What could break the cycle? In contract bargaining last year, Local 189-2 proposed a 10 percent pay increase over three years to help attract and retain more dispatchers, solving the overtime crisis. [Pay at the time started at $21.70 an hour for trainees and topped $36 for senior dispatchers.] But BOEC management said no, arguing that higher pay would mean BOEC could afford fewer dispatchers. BOEC counter-offered with a combination of longevity pay and overtime bonuses. The two sides were unable to reach agreement, so the dispute went to binding arbitration.
Under Oregon law, public safety employees like 911 operators can’t strike. Instead, if union and employer reach impasse, they submit their final contract offers to a mutually-agreed-on arbitrator. The arbitrator has to pick one side’s whole package, and can’t pick and choose the best parts of each offer.
The union’s 10 percent pay increase proposal was in addition to inflation-based cost-of-living increases. The union also proposed that workers earn double time for all overtime scheduled with less than 24-hours’ notice, to discourage that practice. And it proposed that workers be allowed to refuse forced overtime twice every six months. Finally, the union proposed new pay premiums for shift work — a 4 percent premium for night shift and 3 percent for swing shift.
The employer proposal came at the overtime problem a different way: a new longevity pay step of 2 percent after nine years of service, and $500 and $1,000 bonuses for working 75 and 150 hours of overtime respectively in a calendar year. Management agreed with the union’s proposal of a 4 percent night shift pay premium, but proposed 2 percent for swing shift. And it proposed to allow workers one overtime refusal every six months, plus another for each eight instances of forced overtime.
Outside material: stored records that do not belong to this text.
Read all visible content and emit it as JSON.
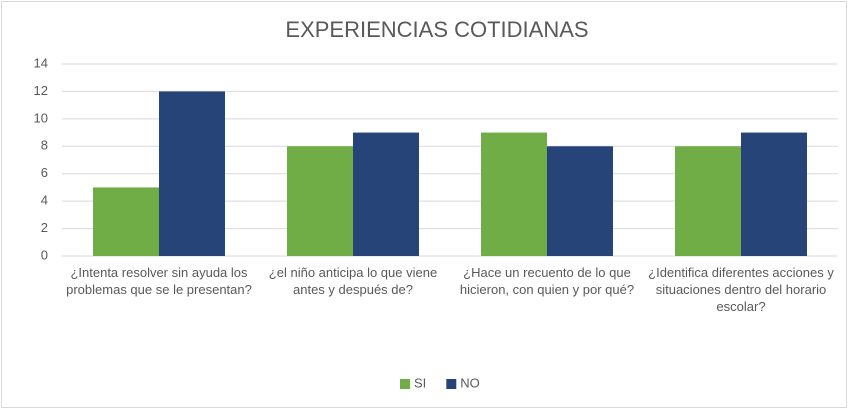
{
  "chart_data": {
    "type": "bar",
    "title": "EXPERIENCIAS COTIDIANAS",
    "categories": [
      "¿Intenta resolver sin ayuda los problemas que se le presentan?",
      "¿el niño anticipa lo que viene antes y después de?",
      "¿Hace un recuento de lo que hicieron, con quien y por qué?",
      "¿Identifica diferentes acciones y situaciones dentro del horario escolar?"
    ],
    "series": [
      {
        "name": "SI",
        "color": "#70ad47",
        "values": [
          5,
          8,
          9,
          8
        ]
      },
      {
        "name": "NO",
        "color": "#264478",
        "values": [
          12,
          9,
          8,
          9
        ]
      }
    ],
    "ylim": [
      0,
      14
    ],
    "yticks": [
      0,
      2,
      4,
      6,
      8,
      10,
      12,
      14
    ],
    "grid": true,
    "legend": "bottom"
  }
}
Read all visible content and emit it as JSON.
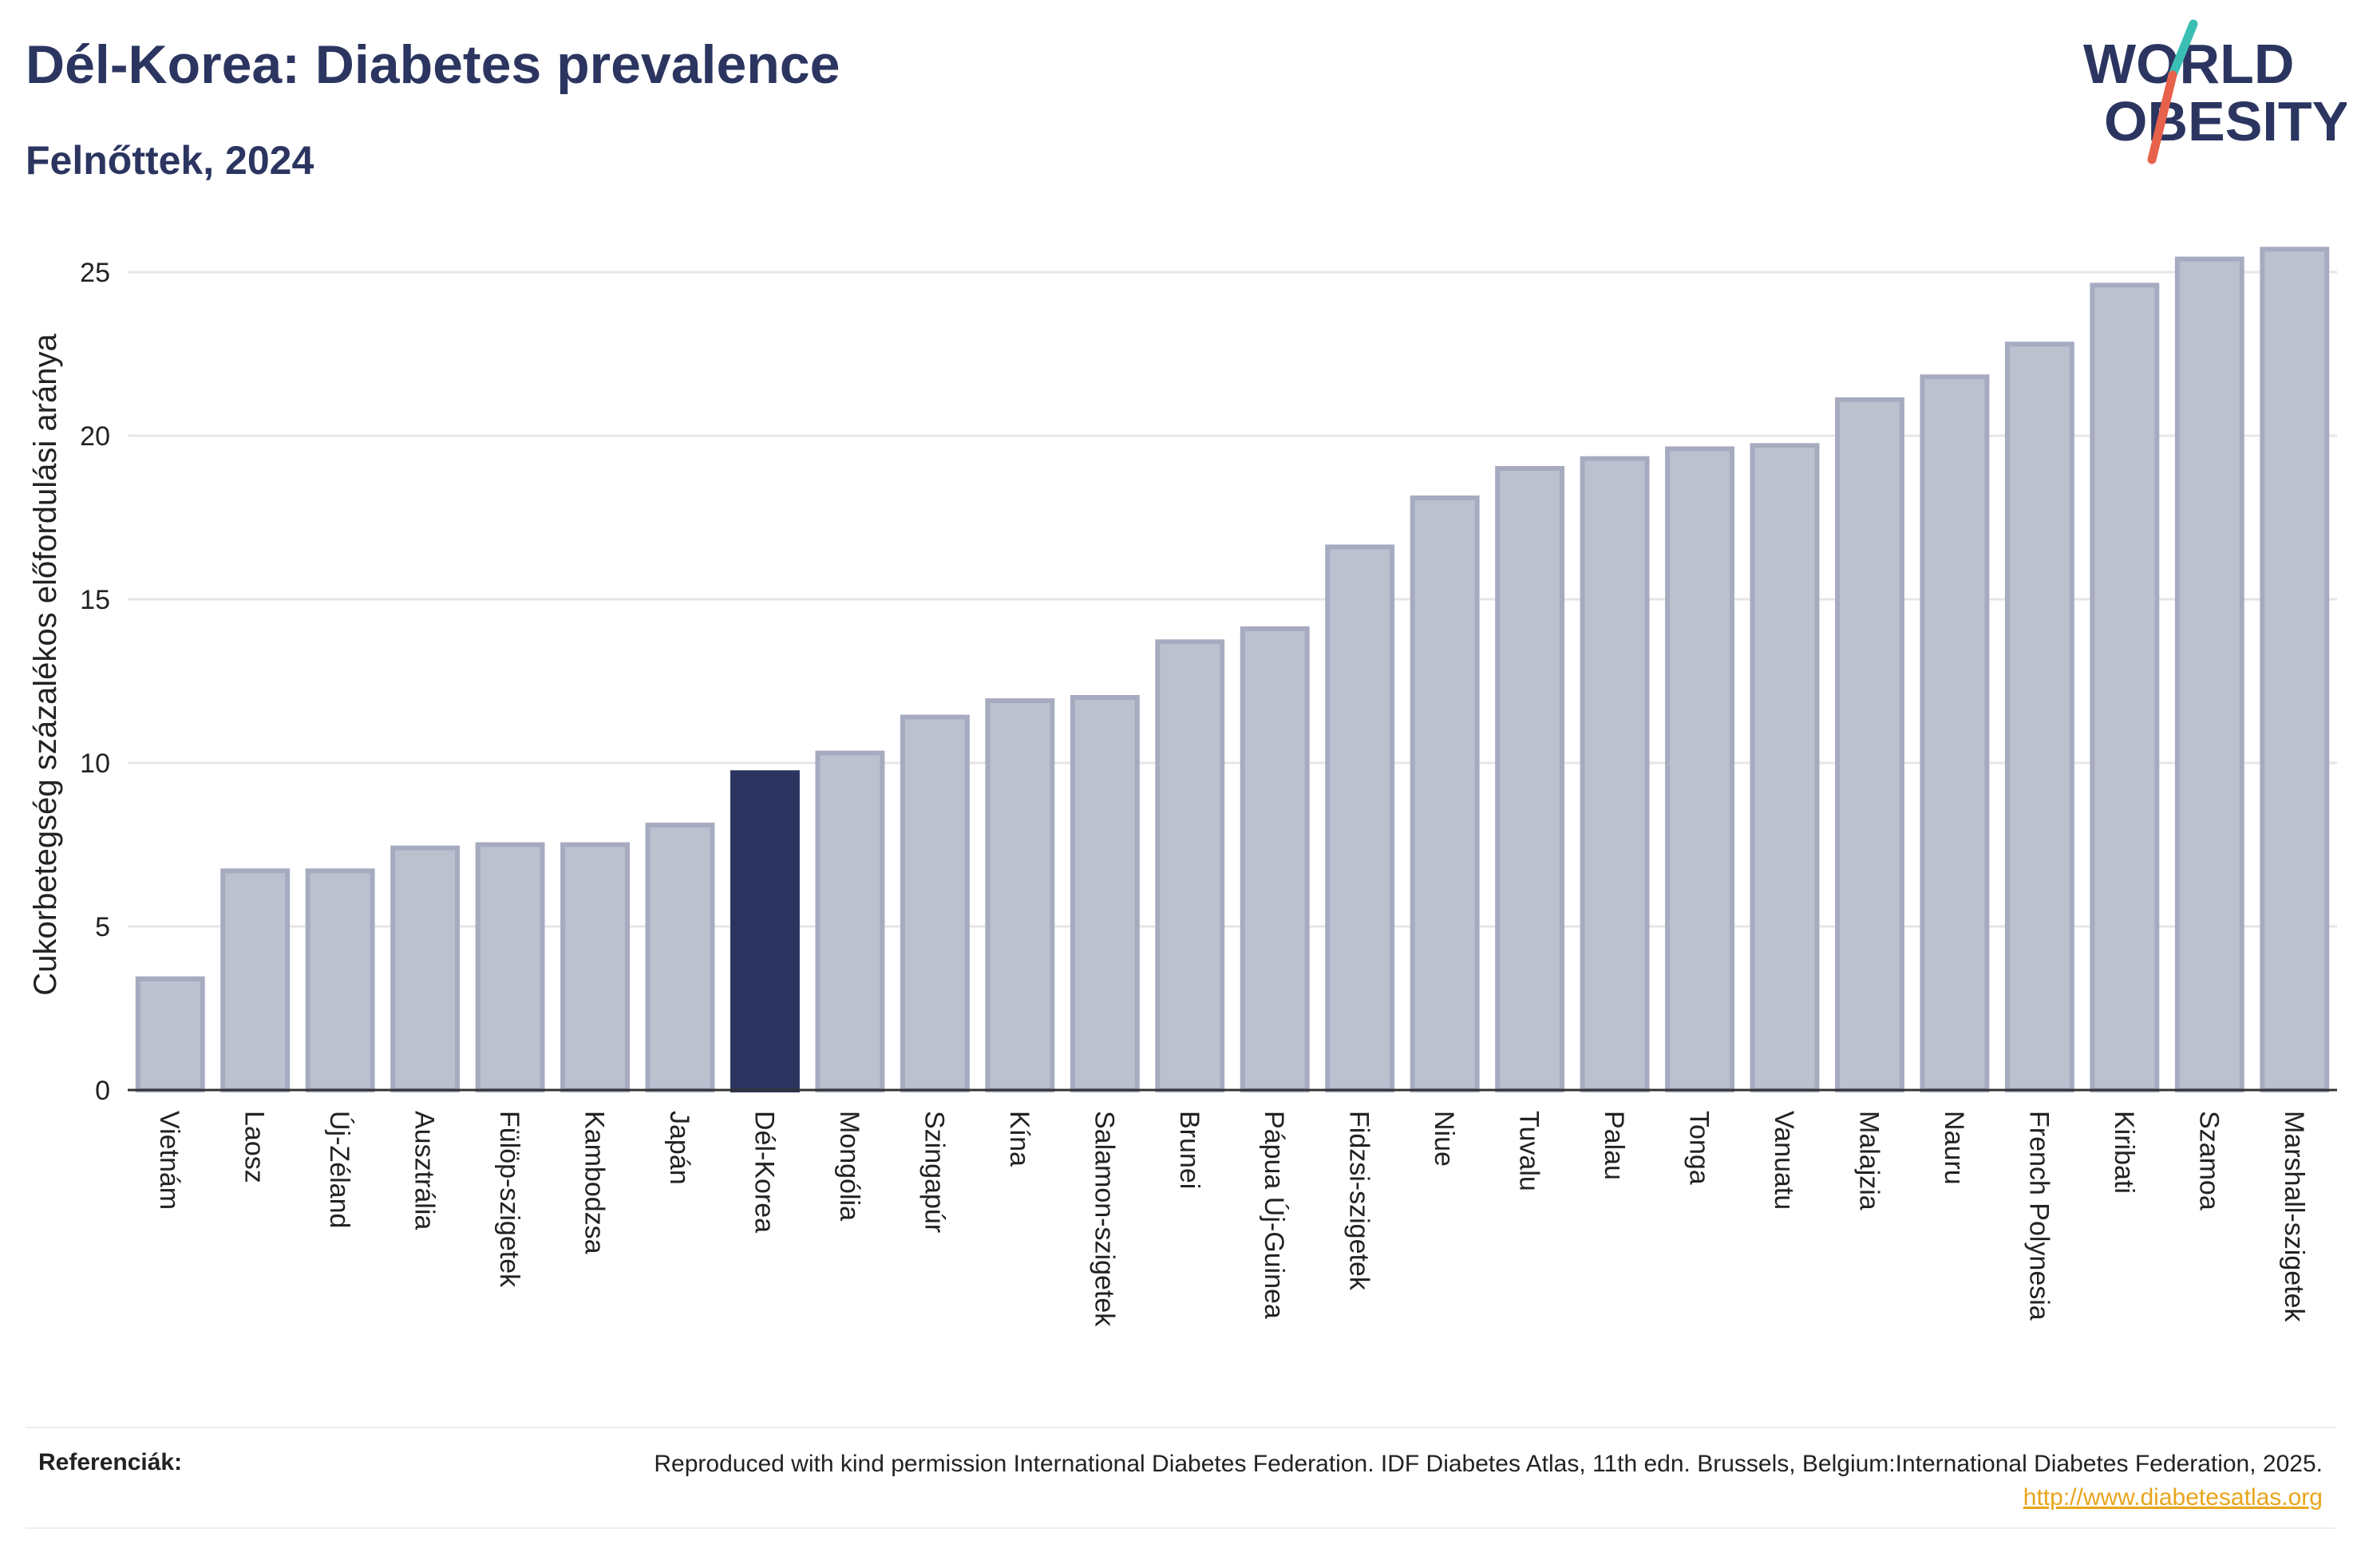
{
  "header": {
    "title": "Dél-Korea: Diabetes prevalence",
    "subtitle": "Felnőttek, 2024"
  },
  "logo": {
    "line1": "WORLD",
    "line2": "OBESITY",
    "slash_colors": [
      "#3bbfb4",
      "#e8614a"
    ]
  },
  "colors": {
    "bar": "#bcc0cf",
    "bar_border": "#a6abc0",
    "highlight": "#2b3560",
    "grid": "#e6e6e6",
    "axis": "#333333"
  },
  "chart_data": {
    "type": "bar",
    "ylabel": "Cukorbetegség százalékos előfordulási aránya",
    "ylim": [
      0,
      26
    ],
    "yticks": [
      0,
      5,
      10,
      15,
      20,
      25
    ],
    "grid": true,
    "highlight": "Dél-Korea",
    "categories": [
      "Vietnám",
      "Laosz",
      "Új-Zéland",
      "Ausztrália",
      "Fülöp-szigetek",
      "Kambodzsa",
      "Japán",
      "Dél-Korea",
      "Mongólia",
      "Szingapúr",
      "Kína",
      "Salamon-szigetek",
      "Brunei",
      "Pápua Új-Guinea",
      "Fidzsi-szigetek",
      "Niue",
      "Tuvalu",
      "Palau",
      "Tonga",
      "Vanuatu",
      "Malajzia",
      "Nauru",
      "French Polynesia",
      "Kiribati",
      "Szamoa",
      "Marshall-szigetek"
    ],
    "values": [
      3.4,
      6.7,
      6.7,
      7.4,
      7.5,
      7.5,
      8.1,
      9.7,
      10.3,
      11.4,
      11.9,
      12.0,
      13.7,
      14.1,
      16.6,
      18.1,
      19.0,
      19.3,
      19.6,
      19.7,
      21.1,
      21.8,
      22.8,
      24.6,
      25.4,
      25.7
    ]
  },
  "references": {
    "label": "Referenciák:",
    "text": "Reproduced with kind permission International Diabetes Federation. IDF Diabetes Atlas, 11th edn. Brussels, Belgium:International Diabetes Federation, 2025.",
    "link": "http://www.diabetesatlas.org"
  }
}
In January, arbitrator Paul Roose toured the 911 facility and held five days of hearings. On April 26, he issued a binding decision — in favor of management’s proposal. Explaining his decision, Roose wrote that the union offer would go further than the employer’s, in some areas, to address the retention problems, and he credited the union for “an eloquently and forcefully stated theory that the entire industry underpays its dispatchers.” But he faulted the union for being unable to cite even one example of a comparable 911 call center that had improved retention by increasing base pay. Most surveyed ex-BOEC employees had cited stress and overtime — not inadequate pay and benefits — as the reasons they left, Roose wrote. And in the hearings, the City had even argued that “cliques, bullying, and hazing — not money” caused dispatchers to leave BOEC. Roose found that BOEC’s employees are paid above market, on every measure.
The arbitrator’s ruling means members are stuck with a three-year contract they didn’t agree to. It runs through June 30, 2019.
“We were not in concessionary bargaining, so it’s still a gain,” says Oregon AFSCME negotiator Rob Wheaton. “But we don’t think it’s going to be enough to help with staffing problems.”